Secunda on New Legal Realism with Discussion

NEW FEATURE! Welcoming NLR Guest Blogger  PAUL M. SECUNDA

Paul Secunda is an Associate Professor of Law at Marquette University Law School.

Culturally-Motivated Cognition As a Type of New Legal Realism

The judicial role in society is popularly understood by its principle purpose of providing a fair adjudication of disputes by a neutral decisionmaker – the judge or the jury.  Yet, a practical barrier exists. That practical barrier is cultural cognition.

“Cultural cognition,” or “culturally-motivated cognition,” describes a series of psychological processes that help to explain existing conflict among individuals over legally and/or politically consequential facts. This is better understood in circumstances when individuals must make some sense and determination of uncertain and inherently ambiguous facts—a prospect not uncommon in many areas of our increasingly complex legal landscape.

Where uncertainty and ambiguity exists, individuals must fill that information deficit in some manner.  In an effort to make sense of indeterminate facts among competing claims and arguments about how those facts matter, an individual will, as Dan Kahan has aptly observed, “tend selectively to credit empirical information in patterns congenial to their cultural values.”  At the same time, the idea of “naïve realism” explains that people simultaneously ignore or discount the views of people with different cultural outlooks.

These psychologically-based conflicts cause a continuing threat to democratic pluralism by pitting subgroups with different cultural biases against one another. Using an anthropologically-based classification system, empirical studies have shown that persons with individualist, hierarchical values tend to be skeptical about facts and arguments that support a more communitarian or egalitarian social model because endorsing those arguments would work counter to their culturally-identified group.

Importantly, legal decisionmakers experience some of the same type of identity-protective pressure that non-legal decisionmakers face.  In the judicial context, what the legally consequential facts say largely depends upon to whom the facts are speaking.  A different way of stating this is that the way that facts will matter in a given case will be based on how those facts are filtered and interpreted by the decisionmaker.  Thus, the ultimate interpretation of those legally consequential facts will be distilled by the decisionmaker’s cultural worldview, likely favoring a particular outcome in agreement with the decisionmaker’s prior cultural worldview.

Understanding cultural cognition as a practical barrier to the neutrality commitment of judges in their exercise of their judicial role is important because the mechanics are both unconscious and natural.   Although some judges can rightly be accused of engaging in an outright ideologically motivated form of judicial bias, I maintain that the majority of judges are sincerely not engaged in this kind of ideologically-based decisionmaking. Rather, a better and perhaps more helpful understanding is Kahan’s explanation: “States of persistent group polarization are . . . inevitable—almost mathematically so—as beliefs feed on themselves within cultural groups, whose members stubbornly dismiss as unworthy insights originating outside the group.” In short, it is the very mechanics of cultural cognition that push individuals to adopt viewpoints that favor their identified cultural worldview and this, in turn, leads to a phenomenon known as “cognitive illiberalism.”

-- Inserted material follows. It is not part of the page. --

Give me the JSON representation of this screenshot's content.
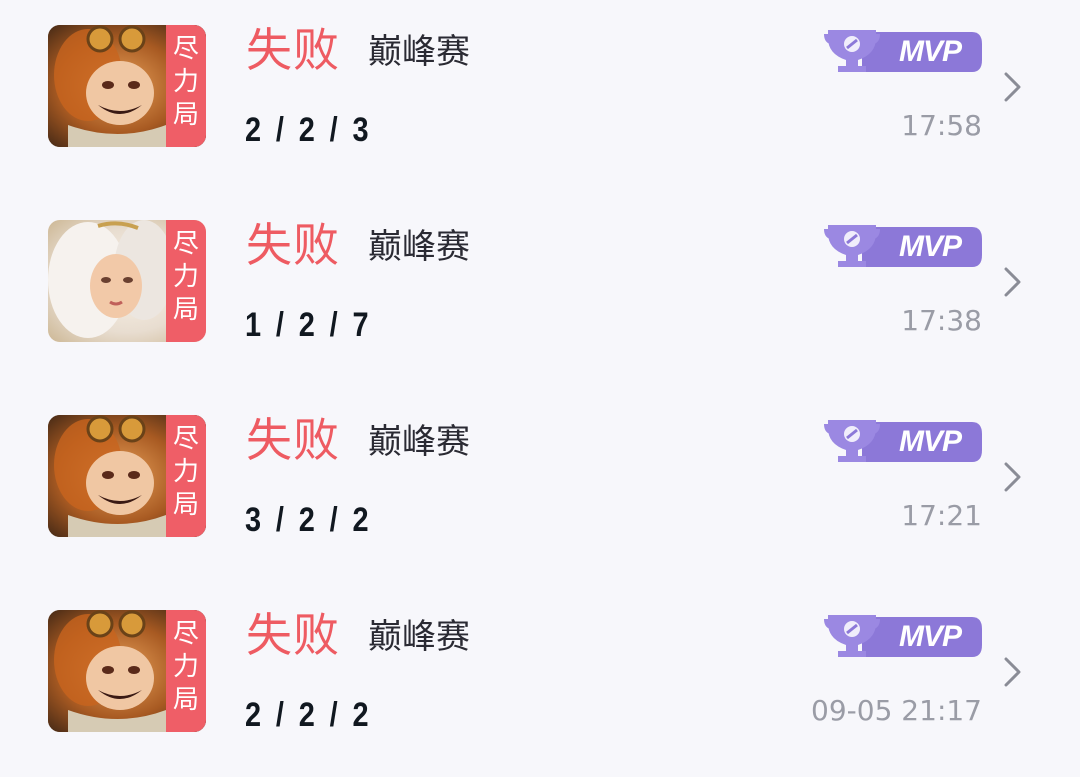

My next blog post will discuss this phenomenon of cognitive illiberalism.

——————————————————————————————–

COMMENT —  This is really interesting, Paul.  Just one question:  your post largely centers on judges, but do you think that this same set of concerns applies to law beyond the courtroom?  If so, do you think that a “law-beyond-the-courtroom” focus fits into a new legal realism as well?   Examples of areas that have been studied beyond the courtroom could include HR departments trying to implement “the law,”  beat cops, prosecutors — or attorneys in general, when making decisions about which clients to encourage (and how far to push their cases),  etc.?  — Beth Mertz

PAUL responds — Yes, I believe the same set of concern applies to all individuals, not just judges.  My work has focused on the impact of cultural cognition and cognitive illiberalism on judges, but Dan Kahan and others have shown that the same basic principles apply to law beyond the courtroom.  I would suggest either one of Dan’s pieces in this regard:

1. Dan M. Kahan et al., Whose Eyes Are You Going to Believe? Scott v. Harris and the Perils of Cognitive Illiberalism, 122 Harv. L. Rev. 837, 881 (2009).

2.  Kahan et al., ‘They Saw a Protest’: Cognitive Illiberalism and the Speech-Conduct Distinction,  Stanford Law Review, Vol. 64, 2012: http://papers.ssrn.com/sol3/papers.cfm?abstract_id=1755706

And yes, I think all of this fits like a glove into the new legal realism! It is just another type of response to the neoclassical law and economics that has dominated law schools for the last couple of decades.  All actors, whether cops, prosecutors, or attorneys in general, are operating under this cultural cognition model, which, in turns, leads them to make their decisions in a cognitively illiberal way.